Ich ging schneller und konnte sie noch erreichen, ehe sie sich die Sache anders überlegte.

»Warten Sie vielleicht auf mich?« fragte ich, während ich in meiner Tasche nach den Schlüsseln wühlte. Sie nickte und blickte mich leicht verlegen an.

Ich streckte die Hand aus und stellte mich vor. »Kit Sorél.«

Dann öffnete ich die Tür und bat sie hinein.

»Setzen Sie sich«, sagte ich und zog einen Stuhl heran. »Ich bin gleich wieder da. »Eilig hängte ich meinen Mantel in den Schrank und holte die immer noch recht volle Thermoskanne aus der Kochnische.

»Möchten Sie eine Tasse Kaffee?« Ich sah sie an. Sie saß auf der Stuhlkante und umklammerte ihre Handtasche.

»Ja«, antwortete sie und fügte dann hinzu: »Gern.«

»Nehmen Sie Milch und Zucker?«

»Nur Milch.«

Ihre Stimme war so leise, es war fast schon ein Flüstern.

Als ich Milch und Tassen holte, fragte ich mich, was sie wohl in mein Büro geführt haben mochte. Ich tippte auf einen Mann. Sie wirkte unausgeglichen, vielleicht sogar unglücklich.

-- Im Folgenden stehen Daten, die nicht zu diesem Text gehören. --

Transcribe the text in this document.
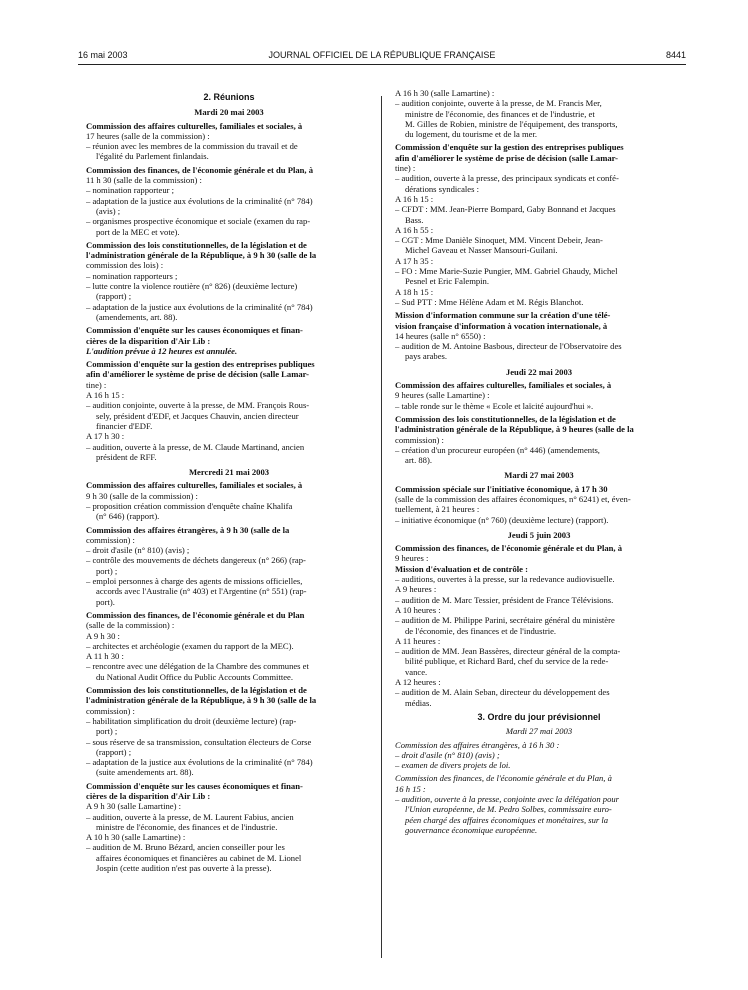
16 mai 2003	JOURNAL OFFICIEL DE LA RÉPUBLIQUE FRANÇAISE	8441
2. Réunions
Mardi 20 mai 2003
Commission des affaires culturelles, familiales et sociales, à
17 heures (salle de la commission) :
– réunion avec les membres de la commission du travail et de
l'égalité du Parlement finlandais.
Commission des finances, de l'économie générale et du Plan, à
11 h 30 (salle de la commission) :
– nomination rapporteur ;
– adaptation de la justice aux évolutions de la criminalité (n° 784)
(avis) ;
– organismes prospective économique et sociale (examen du rap-
port de la MEC et vote).
Commission des lois constitutionnelles, de la législation et de
l'administration générale de la République, à 9 h 30 (salle de la
commission des lois) :
– nomination rapporteurs ;
– lutte contre la violence routière (n° 826) (deuxième lecture)
(rapport) ;
– adaptation de la justice aux évolutions de la criminalité (n° 784)
(amendements, art. 88).
Commission d'enquête sur les causes économiques et finan-
cières de la disparition d'Air Lib :
L'audition prévue à 12 heures est annulée.
Commission d'enquête sur la gestion des entreprises publiques
afin d'améliorer le système de prise de décision (salle Lamar-
tine) :
A 16 h 15 :
– audition conjointe, ouverte à la presse, de MM. François Rous-
sely, président d'EDF, et Jacques Chauvin, ancien directeur
financier d'EDF.
A 17 h 30 :
– audition, ouverte à la presse, de M. Claude Martinand, ancien
président de RFF.
Mercredi 21 mai 2003
Commission des affaires culturelles, familiales et sociales, à
9 h 30 (salle de la commission) :
– proposition création commission d'enquête chaîne Khalifa
(n° 646) (rapport).
Commission des affaires étrangères, à 9 h 30 (salle de la
commission) :
– droit d'asile (n° 810) (avis) ;
– contrôle des mouvements de déchets dangereux (n° 266) (rap-
port) ;
– emploi personnes à charge des agents de missions officielles,
accords avec l'Australie (n° 403) et l'Argentine (n° 551) (rap-
port).
Commission des finances, de l'économie générale et du Plan
(salle de la commission) :
A 9 h 30 :
– architectes et archéologie (examen du rapport de la MEC).
A 11 h 30 :
– rencontre avec une délégation de la Chambre des communes et
du National Audit Office du Public Accounts Committee.
Commission des lois constitutionnelles, de la législation et de
l'administration générale de la République, à 9 h 30 (salle de la
commission) :
– habilitation simplification du droit (deuxième lecture) (rap-
port) ;
– sous réserve de sa transmission, consultation électeurs de Corse
(rapport) ;
– adaptation de la justice aux évolutions de la criminalité (n° 784)
(suite amendements art. 88).
Commission d'enquête sur les causes économiques et finan-
cières de la disparition d'Air Lib :
A 9 h 30 (salle Lamartine) :
– audition, ouverte à la presse, de M. Laurent Fabius, ancien
ministre de l'économie, des finances et de l'industrie.
A 10 h 30 (salle Lamartine) :
– audition de M. Bruno Bézard, ancien conseiller pour les
affaires économiques et financières au cabinet de M. Lionel
Jospin (cette audition n'est pas ouverte à la presse).
A 16 h 30 (salle Lamartine) :
– audition conjointe, ouverte à la presse, de M. Francis Mer,
ministre de l'économie, des finances et de l'industrie, et
M. Gilles de Robien, ministre de l'équipement, des transports,
du logement, du tourisme et de la mer.
Commission d'enquête sur la gestion des entreprises publiques
afin d'améliorer le système de prise de décision (salle Lamar-
tine) :
– audition, ouverte à la presse, des principaux syndicats et confé-
dérations syndicales :
A 16 h 15 :
– CFDT : MM. Jean-Pierre Bompard, Gaby Bonnand et Jacques
Bass.
A 16 h 55 :
– CGT : Mme Danièle Sinoquet, MM. Vincent Debeir, Jean-
Michel Gaveau et Nasser Mansouri-Guilani.
A 17 h 35 :
– FO : Mme Marie-Suzie Pungier, MM. Gabriel Ghaudy, Michel
Pesnel et Eric Falempin.
A 18 h 15 :
– Sud PTT : Mme Hélène Adam et M. Régis Blanchot.
Mission d'information commune sur la création d'une télé-
vision française d'information à vocation internationale, à
14 heures (salle n° 6550) :
– audition de M. Antoine Basbous, directeur de l'Observatoire des
pays arabes.
Jeudi 22 mai 2003
Commission des affaires culturelles, familiales et sociales, à
9 heures (salle Lamartine) :
– table ronde sur le thème « Ecole et laïcité aujourd'hui ».
Commission des lois constitutionnelles, de la législation et de
l'administration générale de la République, à 9 heures (salle de la
commission) :
– création d'un procureur européen (n° 446) (amendements,
art. 88).
Mardi 27 mai 2003
Commission spéciale sur l'initiative économique, à 17 h 30
(salle de la commission des affaires économiques, n° 6241) et, éven-
tuellement, à 21 heures :
– initiative économique (n° 760) (deuxième lecture) (rapport).
Jeudi 5 juin 2003
Commission des finances, de l'économie générale et du Plan, à
9 heures :
Mission d'évaluation et de contrôle :
– auditions, ouvertes à la presse, sur la redevance audiovisuelle.
A 9 heures :
– audition de M. Marc Tessier, président de France Télévisions.
A 10 heures :
– audition de M. Philippe Parini, secrétaire général du ministère
de l'économie, des finances et de l'industrie.
A 11 heures :
– audition de MM. Jean Bassères, directeur général de la compta-
bilité publique, et Richard Bard, chef du service de la rede-
vance.
A 12 heures :
– audition de M. Alain Seban, directeur du développement des
médias.
3. Ordre du jour prévisionnel
Mardi 27 mai 2003
Commission des affaires étrangères, à 16 h 30 :
– droit d'asile (n° 810) (avis) ;
– examen de divers projets de loi.
Commission des finances, de l'économie générale et du Plan, à
16 h 15 :
– audition, ouverte à la presse, conjointe avec la délégation pour
l'Union européenne, de M. Pedro Solbes, commissaire euro-
péen chargé des affaires économiques et monétaires, sur la
gouvernance économique européenne.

Die Tatsache, daß sie sich nicht vorgestellt hatte, bedeutete natürlich, daß sie noch nicht entschieden hatte, ob ihr Kommen richtig gewesen war.

Als ich ihr Kaffee eingeschenkt hatte, ließ ich mich im Sessel zurücksinken, lächelte sie an und fragte: »Und was führt Sie zu mir?«

Sie seufzte. »Stört es Sie, wenn ich rauche?« fragte sie und öffnete ihre Tasche.

»Kein bißchen«, ich schob ihr den Aschenbecher hin. »Ich rauche selber.«

»Ja dann...«, sie zog eine Packung Prince aus der Tasche und hielt sie mir hin. »Möchten Sie eine?«

»Nein, danke«, ich hob abwehrend die Hand. »Ich rauche nur Zigarren oder Mentholzigaretten.« Der Schatten eines Lächelns huschte über ihr Gesicht. »Das ist ja eine witzige Kombination.«

Ich nickte.

Sie zündete ihre Zigarette an, wir schwiegen beide. Ihre Hände zitterten leicht. Sie schien sich nicht zu fürchten, aber offensichtlich stand sie unter psychischem Druck. Ich betrachtete sie abwartend. Sie sah ein wenig künstlerisch aus. Große Ohrringe, blonde Locken, Augen-Make-up, aber kein Lippenstift. Ich fand sie sympathisch.

»Ich muß Sie leider nach Ihrem Namen fragen«, sagte ich schließlich und griff zu Block und Bleistift.

»Ja, natürlich«, sie räusperte sich. »Tine Juul.«

»Mit h?«

»Nein, mit zwei u.«

Ich notierte ihren Namen, legte dann den Bleistift weg und beugte mich vor. »Ja?«

»Brauchen Sie auch meine Adresse?« fragte sie.

»Das hat Zeit«, antwortete ich. »Im Moment möchte ich vor allem wissen, was ich für Sie tun kann.«

Sie nickte und holte tief Luft. »Ich habe einen Freund in Århus«, fing sie an.

»Mm«, ich bedachte sie mit einem aufmunternden Blick.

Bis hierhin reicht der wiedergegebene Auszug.